Gradually Ivan comes to realize that he is actually going to die, but he can't quite wrap his mind around it. His fear, and the pain his illness brings upon him, make it impossible for him to enjoy work (or bridge, for that matter), and he finds that he can think of nothing but his own impending death. Eventually, he is forced by illness to stay at home and receive special care.
No one else around him – least of all his wife and daughter – seems to understand or care about what he is going through. They all go on with life as usual, and try to pretend his illness is just a passing thing. To Ivan, this seems totally "false," and he starts to hate all of them. Only Gerasim, one of the servants, is willing to acknowledge that Ivan is dying, and shows him genuine compassion. Ivan starts trying to spend as much time with Gerasim as he can.
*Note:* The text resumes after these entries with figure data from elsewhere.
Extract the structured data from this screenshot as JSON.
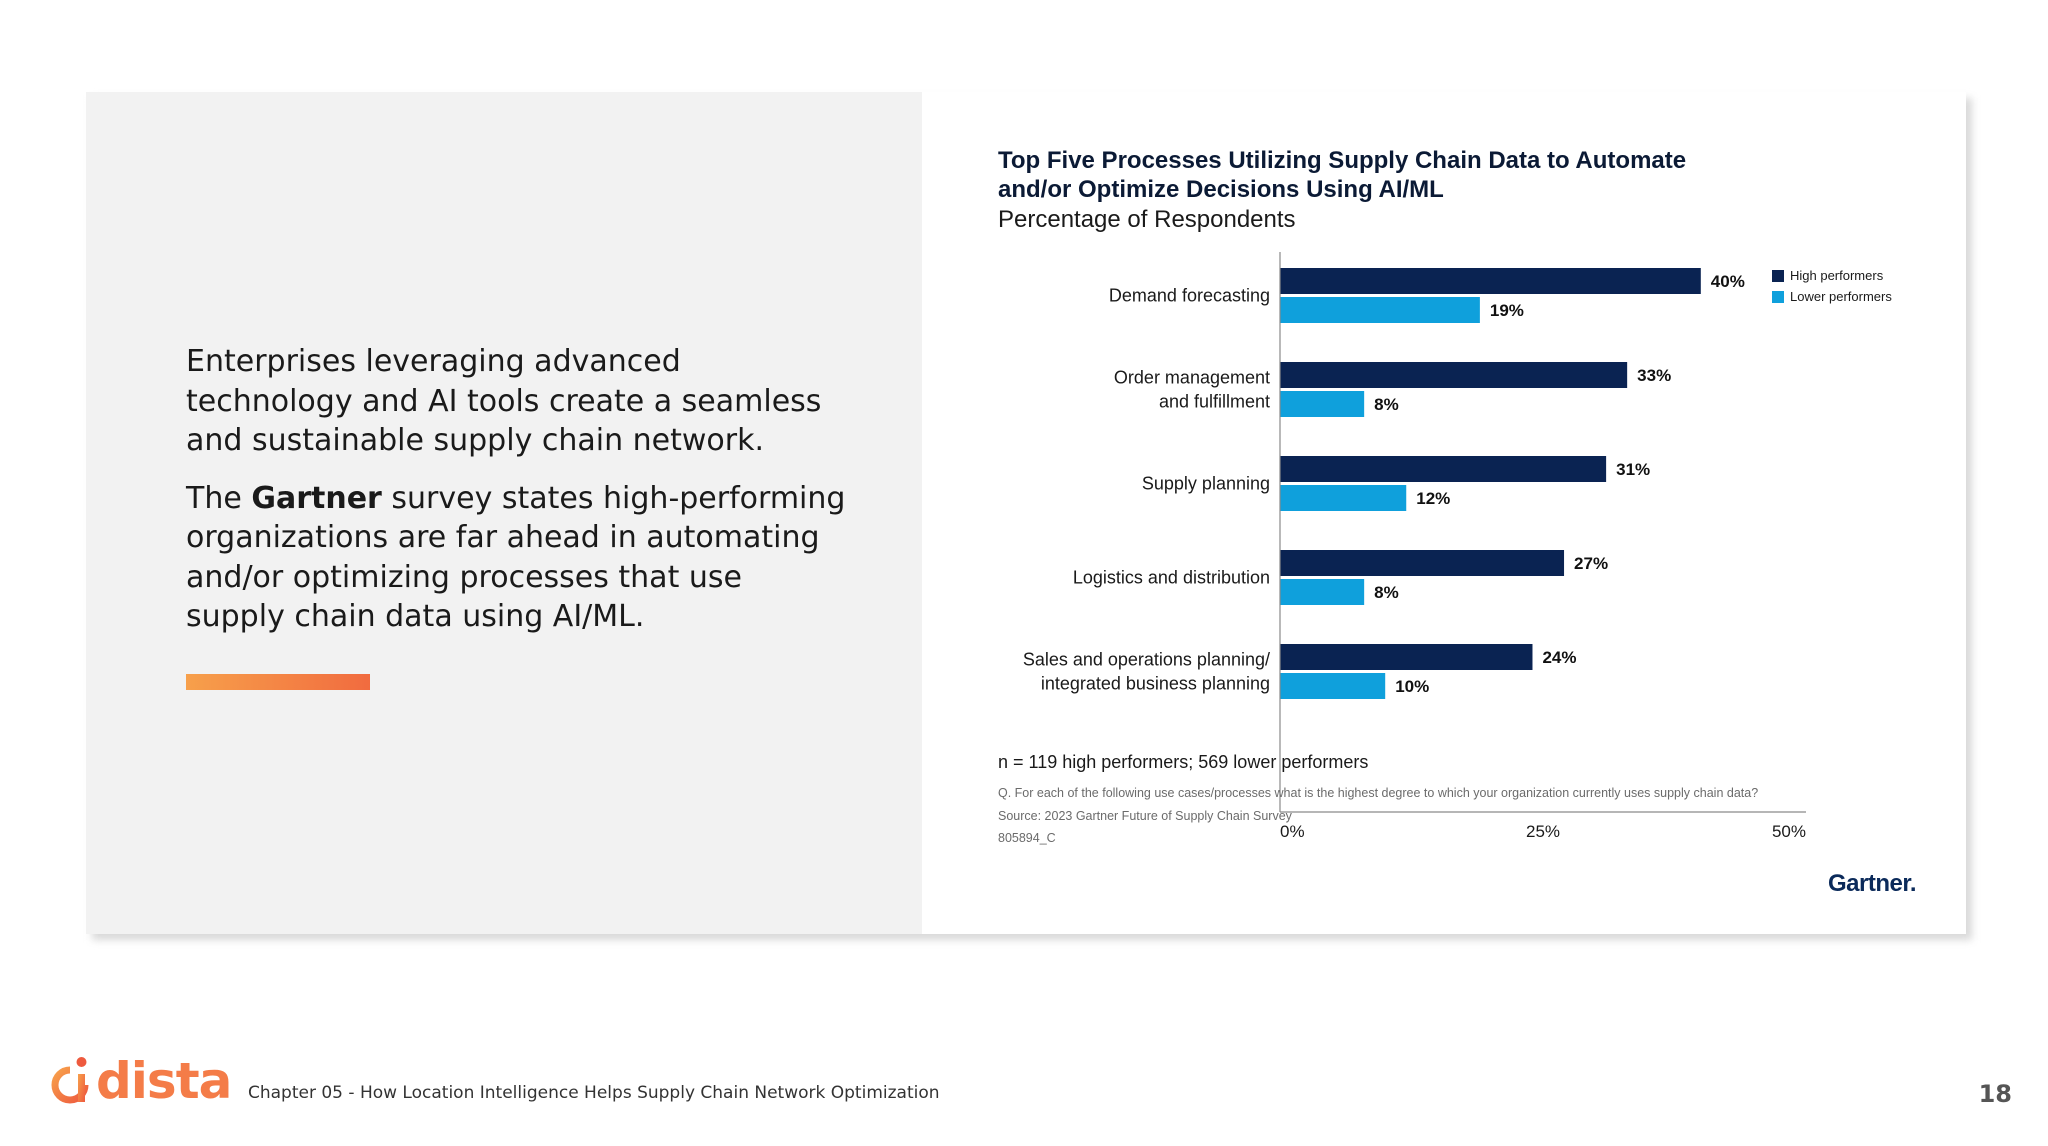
{
  "left": {
    "paragraph1": "Enterprises leveraging advanced technology and AI tools create a seamless and sustainable supply chain network.",
    "paragraph2_prefix": "The ",
    "paragraph2_bold": "Gartner",
    "paragraph2_suffix": " survey states high-performing organizations are far ahead in automating and/or optimizing processes that use supply chain data using AI/ML."
  },
  "chart_data": {
    "type": "bar",
    "orientation": "horizontal",
    "title": "Top Five Processes Utilizing Supply Chain Data to Automate and/or Optimize Decisions Using AI/ML",
    "subtitle": "Percentage of Respondents",
    "categories": [
      [
        "Demand forecasting"
      ],
      [
        "Order management",
        "and fulfillment"
      ],
      [
        "Supply planning"
      ],
      [
        "Logistics and distribution"
      ],
      [
        "Sales and operations planning/",
        "integrated business planning"
      ]
    ],
    "series": [
      {
        "name": "High performers",
        "color": "#0a2352",
        "values": [
          40,
          33,
          31,
          27,
          24
        ]
      },
      {
        "name": "Lower performers",
        "color": "#0fa0dc",
        "values": [
          19,
          8,
          12,
          8,
          10
        ]
      }
    ],
    "value_labels": [
      [
        "40%",
        "33%",
        "31%",
        "27%",
        "24%"
      ],
      [
        "19%",
        "8%",
        "12%",
        "8%",
        "10%"
      ]
    ],
    "xlim": [
      0,
      50
    ],
    "xticks": [
      "0%",
      "25%",
      "50%"
    ],
    "xtick_values": [
      0,
      25,
      50
    ],
    "legend_position": "top-right",
    "grid": false
  },
  "notes": {
    "sample": "n = 119 high performers; 569 lower performers",
    "question": "Q. For each of the following use cases/processes what is the highest degree to which your organization currently uses supply chain data?",
    "source": "Source: 2023 Gartner Future of Supply Chain Survey",
    "code": "805894_C"
  },
  "gartner_logo": "Gartner.",
  "footer": {
    "brand": "dista",
    "chapter": "Chapter 05 - How Location Intelligence Helps Supply Chain Network Optimization",
    "page": "18"
  }
}
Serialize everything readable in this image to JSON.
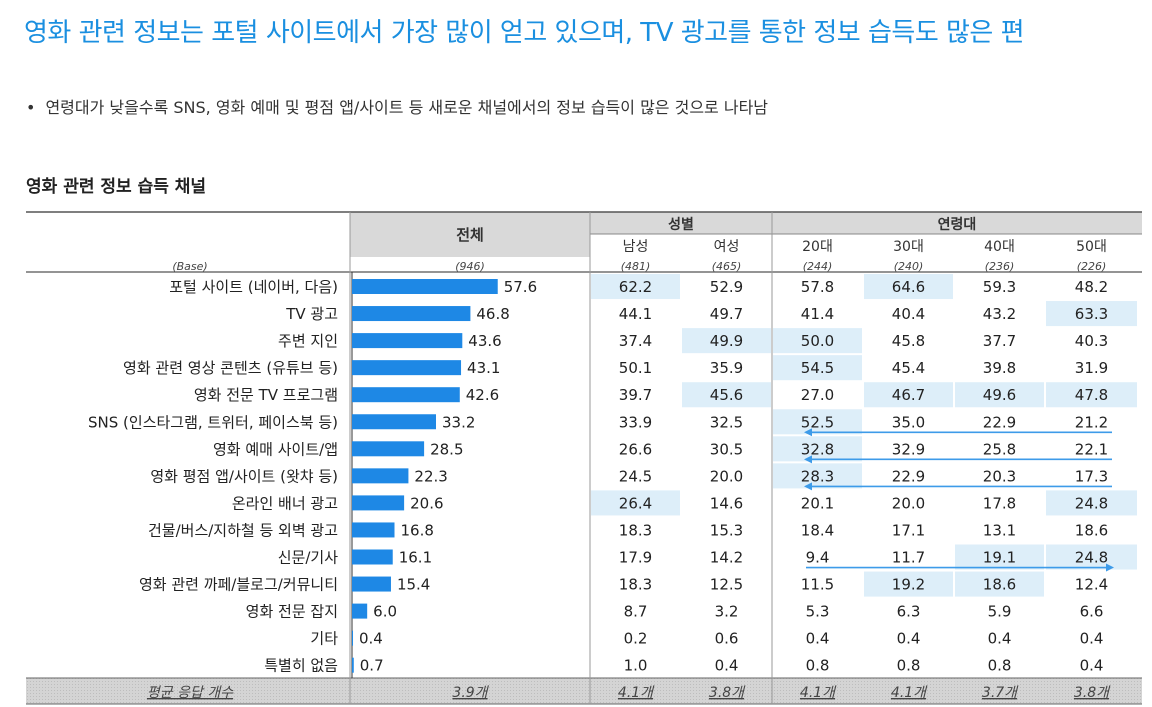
{
  "headline": "영화 관련 정보는 포털 사이트에서 가장 많이 얻고 있으며, TV 광고를 통한 정보 습득도 많은 편",
  "bullet": "연령대가 낮을수록 SNS, 영화 예매 및 평점 앱/사이트 등 새로운 채널에서의 정보 습득이 많은 것으로 나타남",
  "section_title": "영화 관련 정보 습득 채널",
  "colors": {
    "bar": "#1e88e5",
    "highlight": "#ddeef9",
    "header": "#d9d9d9",
    "arrow": "#3d9be9"
  },
  "chart_data": {
    "type": "bar",
    "title": "영화 관련 정보 습득 채널",
    "total_header": "전체",
    "base_label": "(Base)",
    "group_headers": [
      "성별",
      "연령대"
    ],
    "columns": [
      "남성",
      "여성",
      "20대",
      "30대",
      "40대",
      "50대"
    ],
    "bases": {
      "total": "(946)",
      "columns": [
        "(481)",
        "(465)",
        "(244)",
        "(240)",
        "(236)",
        "(226)"
      ]
    },
    "categories": [
      "포털 사이트 (네이버, 다음)",
      "TV 광고",
      "주변 지인",
      "영화 관련 영상 콘텐츠 (유튜브 등)",
      "영화 전문 TV 프로그램",
      "SNS (인스타그램, 트위터, 페이스북 등)",
      "영화 예매 사이트/앱",
      "영화 평점 앱/사이트 (왓챠 등)",
      "온라인 배너 광고",
      "건물/버스/지하철 등 외벽 광고",
      "신문/기사",
      "영화 관련 까페/블로그/커뮤니티",
      "영화 전문 잡지",
      "기타",
      "특별히 없음"
    ],
    "values": [
      57.6,
      46.8,
      43.6,
      43.1,
      42.6,
      33.2,
      28.5,
      22.3,
      20.6,
      16.8,
      16.1,
      15.4,
      6.0,
      0.4,
      0.7
    ],
    "table": [
      [
        "62.2",
        "52.9",
        "57.8",
        "64.6",
        "59.3",
        "48.2"
      ],
      [
        "44.1",
        "49.7",
        "41.4",
        "40.4",
        "43.2",
        "63.3"
      ],
      [
        "37.4",
        "49.9",
        "50.0",
        "45.8",
        "37.7",
        "40.3"
      ],
      [
        "50.1",
        "35.9",
        "54.5",
        "45.4",
        "39.8",
        "31.9"
      ],
      [
        "39.7",
        "45.6",
        "27.0",
        "46.7",
        "49.6",
        "47.8"
      ],
      [
        "33.9",
        "32.5",
        "52.5",
        "35.0",
        "22.9",
        "21.2"
      ],
      [
        "26.6",
        "30.5",
        "32.8",
        "32.9",
        "25.8",
        "22.1"
      ],
      [
        "24.5",
        "20.0",
        "28.3",
        "22.9",
        "20.3",
        "17.3"
      ],
      [
        "26.4",
        "14.6",
        "20.1",
        "20.0",
        "17.8",
        "24.8"
      ],
      [
        "18.3",
        "15.3",
        "18.4",
        "17.1",
        "13.1",
        "18.6"
      ],
      [
        "17.9",
        "14.2",
        "9.4",
        "11.7",
        "19.1",
        "24.8"
      ],
      [
        "18.3",
        "12.5",
        "11.5",
        "19.2",
        "18.6",
        "12.4"
      ],
      [
        "8.7",
        "3.2",
        "5.3",
        "6.3",
        "5.9",
        "6.6"
      ],
      [
        "0.2",
        "0.6",
        "0.4",
        "0.4",
        "0.4",
        "0.4"
      ],
      [
        "1.0",
        "0.4",
        "0.8",
        "0.8",
        "0.8",
        "0.4"
      ]
    ],
    "highlights": [
      [
        0,
        0
      ],
      [
        0,
        3
      ],
      [
        1,
        5
      ],
      [
        2,
        1
      ],
      [
        2,
        2
      ],
      [
        3,
        2
      ],
      [
        4,
        1
      ],
      [
        4,
        3
      ],
      [
        4,
        4
      ],
      [
        4,
        5
      ],
      [
        5,
        2
      ],
      [
        6,
        2
      ],
      [
        7,
        2
      ],
      [
        8,
        0
      ],
      [
        8,
        5
      ],
      [
        10,
        4
      ],
      [
        10,
        5
      ],
      [
        11,
        3
      ],
      [
        11,
        4
      ]
    ],
    "footer": {
      "label": "평균 응답 개수",
      "total": "3.9개",
      "columns": [
        "4.1개",
        "3.8개",
        "4.1개",
        "4.1개",
        "3.7개",
        "3.8개"
      ]
    },
    "annotations": [
      {
        "type": "arrow",
        "row": 5,
        "direction": "left",
        "note": "50대→20대"
      },
      {
        "type": "arrow",
        "row": 6,
        "direction": "left",
        "note": "50대→20대"
      },
      {
        "type": "arrow",
        "row": 7,
        "direction": "left",
        "note": "50대→20대"
      },
      {
        "type": "arrow",
        "row": 10,
        "direction": "right",
        "note": "20대→50대"
      }
    ],
    "xlim": [
      0,
      100
    ]
  }
}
One night, Ivan is particularly tormented. He can't bear to go on living as he is, but is terrified of dying. As he thinks over his life he is also startled to discover that almost no part of it was truly happy, except maybe his childhood. How could life be so senseless and awful? That's when it occurs to him that perhaps he's lived his life the wrong way. But Ivan can't believe that could be true – he thinks he's done everything right – and dismisses the idea.
As several weeks pass and Ivan grows nearer to death, he keeps returning to that thought, and keeps dismissing it. It's too painful to think it could be true. In the meantime, his physical pain grows increasingly worse. The combined mental and bodily agony becomes so horrific that for three days Ivan just screams and thrashes unceasingly.
On his very last day of life, Ivan is suddenly sees light all around him. This happens at the same moment when his son Vasya kisses his hand. His screaming and thrashing stop, and he accepts without resistance that his life has been a failure. But he also feels that he can still redeem it. Ivan opens his eyes and finds his family around him. For the first time he feels no hatred, but only sadness that he has made them suffer so much. He realizes that all he can do now to end their suffering, and his own, is to die. Suddenly his fear of death is completely gone. So, with joy, Ivan dies.